During his time in the laboratory, Peter regularly used white-coloured asbestos mats when working with Bunsen burners and hot objects. Peter repositioned and relocated these mats and recalls that the edges of the asbestos mats crumbled with use. The act of interfering with broken and frayed asbestos mats caused Peter to be exposed to asbestos dust and fibres at close proximity. When the mats were particularly old, they cracked, further increasing the amount of exposure.
During his time in the lab Peter also used a fine wire gauze which contained an asbestos circle in its centre. He handled these gauzes on most working days.
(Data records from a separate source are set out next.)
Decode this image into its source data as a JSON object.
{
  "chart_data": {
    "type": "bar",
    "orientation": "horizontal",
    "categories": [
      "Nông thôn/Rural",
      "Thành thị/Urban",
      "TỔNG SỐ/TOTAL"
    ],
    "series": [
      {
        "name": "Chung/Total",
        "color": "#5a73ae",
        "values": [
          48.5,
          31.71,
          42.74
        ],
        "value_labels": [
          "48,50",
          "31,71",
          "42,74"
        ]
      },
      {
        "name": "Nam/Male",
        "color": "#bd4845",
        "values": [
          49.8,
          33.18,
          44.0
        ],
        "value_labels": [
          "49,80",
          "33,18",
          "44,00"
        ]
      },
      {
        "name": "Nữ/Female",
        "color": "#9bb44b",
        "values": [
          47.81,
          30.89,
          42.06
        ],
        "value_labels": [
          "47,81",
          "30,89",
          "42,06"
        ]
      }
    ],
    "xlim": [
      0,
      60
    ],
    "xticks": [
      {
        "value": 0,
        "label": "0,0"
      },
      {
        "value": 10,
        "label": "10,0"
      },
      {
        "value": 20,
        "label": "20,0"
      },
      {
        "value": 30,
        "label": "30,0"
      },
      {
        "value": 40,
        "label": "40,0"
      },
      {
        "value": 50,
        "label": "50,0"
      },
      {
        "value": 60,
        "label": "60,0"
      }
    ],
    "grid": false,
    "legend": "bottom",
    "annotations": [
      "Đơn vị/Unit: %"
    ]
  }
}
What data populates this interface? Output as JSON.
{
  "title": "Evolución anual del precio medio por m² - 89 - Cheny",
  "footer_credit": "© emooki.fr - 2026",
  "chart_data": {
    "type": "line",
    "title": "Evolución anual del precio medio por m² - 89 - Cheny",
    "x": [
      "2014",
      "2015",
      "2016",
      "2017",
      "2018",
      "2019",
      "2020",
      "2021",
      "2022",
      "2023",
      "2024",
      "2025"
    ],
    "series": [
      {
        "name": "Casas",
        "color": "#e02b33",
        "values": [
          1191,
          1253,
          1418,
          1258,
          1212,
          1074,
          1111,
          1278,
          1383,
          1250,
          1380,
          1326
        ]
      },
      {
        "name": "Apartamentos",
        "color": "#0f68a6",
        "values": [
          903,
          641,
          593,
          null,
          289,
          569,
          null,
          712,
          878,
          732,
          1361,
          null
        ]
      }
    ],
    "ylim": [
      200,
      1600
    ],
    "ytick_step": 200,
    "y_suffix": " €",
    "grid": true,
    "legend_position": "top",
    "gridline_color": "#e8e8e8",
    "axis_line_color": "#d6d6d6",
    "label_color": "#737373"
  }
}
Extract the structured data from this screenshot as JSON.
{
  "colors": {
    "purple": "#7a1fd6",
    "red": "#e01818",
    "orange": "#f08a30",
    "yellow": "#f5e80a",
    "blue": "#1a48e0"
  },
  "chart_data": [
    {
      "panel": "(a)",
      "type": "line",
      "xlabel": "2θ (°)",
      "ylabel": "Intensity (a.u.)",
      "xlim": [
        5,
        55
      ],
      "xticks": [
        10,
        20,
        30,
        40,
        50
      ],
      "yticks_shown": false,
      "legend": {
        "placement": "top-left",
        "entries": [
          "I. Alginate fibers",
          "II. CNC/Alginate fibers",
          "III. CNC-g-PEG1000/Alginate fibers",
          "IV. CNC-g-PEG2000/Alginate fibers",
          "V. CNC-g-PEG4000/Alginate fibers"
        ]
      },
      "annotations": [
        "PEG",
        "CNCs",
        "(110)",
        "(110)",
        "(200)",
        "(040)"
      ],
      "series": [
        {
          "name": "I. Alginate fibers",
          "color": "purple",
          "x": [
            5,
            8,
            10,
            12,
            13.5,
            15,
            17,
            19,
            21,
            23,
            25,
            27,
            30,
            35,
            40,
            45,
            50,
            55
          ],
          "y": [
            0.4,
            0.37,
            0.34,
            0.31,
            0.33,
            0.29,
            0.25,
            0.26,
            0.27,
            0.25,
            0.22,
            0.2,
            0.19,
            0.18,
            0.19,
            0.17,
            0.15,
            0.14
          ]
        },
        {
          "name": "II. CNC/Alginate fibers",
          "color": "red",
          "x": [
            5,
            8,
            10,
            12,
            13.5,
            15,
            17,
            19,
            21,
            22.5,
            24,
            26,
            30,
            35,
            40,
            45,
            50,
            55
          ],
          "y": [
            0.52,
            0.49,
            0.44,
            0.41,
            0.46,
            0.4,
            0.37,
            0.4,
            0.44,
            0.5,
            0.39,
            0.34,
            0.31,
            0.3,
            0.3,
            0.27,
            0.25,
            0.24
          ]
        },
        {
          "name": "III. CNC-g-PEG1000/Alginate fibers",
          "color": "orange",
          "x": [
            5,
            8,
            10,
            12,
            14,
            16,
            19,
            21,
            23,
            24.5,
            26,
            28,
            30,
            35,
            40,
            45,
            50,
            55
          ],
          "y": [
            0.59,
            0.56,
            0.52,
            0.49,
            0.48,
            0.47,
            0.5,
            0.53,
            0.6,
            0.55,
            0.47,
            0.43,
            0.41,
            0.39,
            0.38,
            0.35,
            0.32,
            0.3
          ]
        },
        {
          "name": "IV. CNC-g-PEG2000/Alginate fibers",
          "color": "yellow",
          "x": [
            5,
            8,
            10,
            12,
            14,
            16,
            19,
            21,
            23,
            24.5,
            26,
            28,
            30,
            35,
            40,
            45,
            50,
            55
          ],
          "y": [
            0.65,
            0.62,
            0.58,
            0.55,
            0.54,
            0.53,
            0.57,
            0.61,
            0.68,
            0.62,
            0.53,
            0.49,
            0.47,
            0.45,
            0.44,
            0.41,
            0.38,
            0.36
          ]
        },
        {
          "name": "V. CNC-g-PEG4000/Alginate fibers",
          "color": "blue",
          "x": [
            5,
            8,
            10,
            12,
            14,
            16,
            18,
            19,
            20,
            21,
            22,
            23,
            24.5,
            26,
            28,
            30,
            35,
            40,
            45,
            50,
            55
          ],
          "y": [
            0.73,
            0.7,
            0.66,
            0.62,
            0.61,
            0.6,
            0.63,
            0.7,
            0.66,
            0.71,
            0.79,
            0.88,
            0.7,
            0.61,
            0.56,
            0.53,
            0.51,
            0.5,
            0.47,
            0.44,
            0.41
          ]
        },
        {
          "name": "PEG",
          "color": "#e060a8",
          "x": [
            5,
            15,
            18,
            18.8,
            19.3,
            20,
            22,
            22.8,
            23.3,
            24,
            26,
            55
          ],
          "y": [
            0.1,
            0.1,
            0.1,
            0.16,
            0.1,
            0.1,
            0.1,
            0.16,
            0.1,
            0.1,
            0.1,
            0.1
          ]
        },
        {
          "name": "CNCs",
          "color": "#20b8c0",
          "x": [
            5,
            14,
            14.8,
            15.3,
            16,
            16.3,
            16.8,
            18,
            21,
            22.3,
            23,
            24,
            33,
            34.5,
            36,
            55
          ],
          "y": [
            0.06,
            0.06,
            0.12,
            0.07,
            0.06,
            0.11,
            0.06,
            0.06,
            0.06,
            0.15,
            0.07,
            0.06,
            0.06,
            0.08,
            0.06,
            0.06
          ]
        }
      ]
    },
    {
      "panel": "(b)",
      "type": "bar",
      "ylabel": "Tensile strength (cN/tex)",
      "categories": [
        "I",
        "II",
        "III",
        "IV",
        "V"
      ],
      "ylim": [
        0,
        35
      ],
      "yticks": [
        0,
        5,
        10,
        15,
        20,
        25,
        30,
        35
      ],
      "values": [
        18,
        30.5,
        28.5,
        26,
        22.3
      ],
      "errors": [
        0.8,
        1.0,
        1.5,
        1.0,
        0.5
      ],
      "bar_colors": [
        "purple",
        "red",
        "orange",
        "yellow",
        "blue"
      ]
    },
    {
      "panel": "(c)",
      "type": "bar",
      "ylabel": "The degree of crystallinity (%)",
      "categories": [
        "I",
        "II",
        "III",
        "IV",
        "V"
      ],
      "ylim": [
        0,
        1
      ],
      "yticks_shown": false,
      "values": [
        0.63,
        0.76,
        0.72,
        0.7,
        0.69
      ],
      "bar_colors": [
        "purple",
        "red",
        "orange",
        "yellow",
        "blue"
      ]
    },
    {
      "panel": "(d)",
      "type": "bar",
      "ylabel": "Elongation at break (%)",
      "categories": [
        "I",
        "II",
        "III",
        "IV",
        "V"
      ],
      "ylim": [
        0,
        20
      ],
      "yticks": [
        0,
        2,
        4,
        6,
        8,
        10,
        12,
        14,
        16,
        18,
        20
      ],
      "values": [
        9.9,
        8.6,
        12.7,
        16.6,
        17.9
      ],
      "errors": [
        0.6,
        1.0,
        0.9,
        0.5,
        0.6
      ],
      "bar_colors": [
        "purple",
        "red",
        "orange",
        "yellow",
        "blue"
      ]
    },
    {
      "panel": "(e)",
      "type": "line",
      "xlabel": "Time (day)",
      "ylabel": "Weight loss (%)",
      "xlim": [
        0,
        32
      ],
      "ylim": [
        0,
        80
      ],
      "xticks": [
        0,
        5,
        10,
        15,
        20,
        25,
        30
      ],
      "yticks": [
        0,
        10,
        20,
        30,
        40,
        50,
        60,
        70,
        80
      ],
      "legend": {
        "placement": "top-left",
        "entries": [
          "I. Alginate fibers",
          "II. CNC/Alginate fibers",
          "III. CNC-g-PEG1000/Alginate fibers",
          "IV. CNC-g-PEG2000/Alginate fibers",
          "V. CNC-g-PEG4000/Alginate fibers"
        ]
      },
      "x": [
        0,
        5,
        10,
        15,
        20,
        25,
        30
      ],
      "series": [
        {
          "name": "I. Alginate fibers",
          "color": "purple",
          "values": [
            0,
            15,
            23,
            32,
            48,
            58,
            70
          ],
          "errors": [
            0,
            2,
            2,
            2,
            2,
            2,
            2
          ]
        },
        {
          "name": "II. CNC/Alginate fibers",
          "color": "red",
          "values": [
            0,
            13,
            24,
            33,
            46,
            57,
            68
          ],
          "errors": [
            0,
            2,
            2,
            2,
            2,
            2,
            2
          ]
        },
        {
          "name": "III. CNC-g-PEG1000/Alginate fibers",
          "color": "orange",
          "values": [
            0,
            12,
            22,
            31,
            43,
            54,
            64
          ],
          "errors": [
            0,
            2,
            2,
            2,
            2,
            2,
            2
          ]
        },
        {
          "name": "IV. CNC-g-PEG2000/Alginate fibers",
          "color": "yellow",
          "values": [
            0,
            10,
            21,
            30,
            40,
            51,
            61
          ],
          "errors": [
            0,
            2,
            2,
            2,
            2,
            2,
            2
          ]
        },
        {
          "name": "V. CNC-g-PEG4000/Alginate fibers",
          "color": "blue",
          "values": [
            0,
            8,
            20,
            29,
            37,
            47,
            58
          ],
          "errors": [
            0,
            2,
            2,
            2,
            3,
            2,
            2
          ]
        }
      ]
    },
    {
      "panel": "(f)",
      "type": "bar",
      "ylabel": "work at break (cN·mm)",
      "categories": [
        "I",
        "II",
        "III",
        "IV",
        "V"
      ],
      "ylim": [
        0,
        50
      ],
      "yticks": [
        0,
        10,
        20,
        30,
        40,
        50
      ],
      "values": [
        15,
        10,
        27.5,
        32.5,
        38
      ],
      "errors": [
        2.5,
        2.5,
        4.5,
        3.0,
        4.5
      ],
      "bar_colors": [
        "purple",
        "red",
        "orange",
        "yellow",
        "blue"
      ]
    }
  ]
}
Peter also recalls working in the vicinity of fume cupboards which were likely made with asbestos sheets.
Peter was not provided with any adequate mask or respiratory protection to protect him from the dust. Also, he was not given any advice concerning measures that ought to have been taken to reduce the risk of inhaling asbestos dust and fibres, and no one warned him about the dangers of working with asbestos.
Peter began experiencing asbestos-related disease symptoms in 2018 and was diagnosed with mesothelioma in July 2021.
“We wish to hear from witnesses who may have worked with Peter and/or can give us further information on the presence of asbestos at the company’s sites in Clifton in Greater Manchester and Over Hulton, near Bolton. This information can relate to lagged pipes, asbestos gauze on tripods, or any other relevant information concerning asbestos exposure at the factories.
“Any relevant information will help Peter’s family’s legal claim.”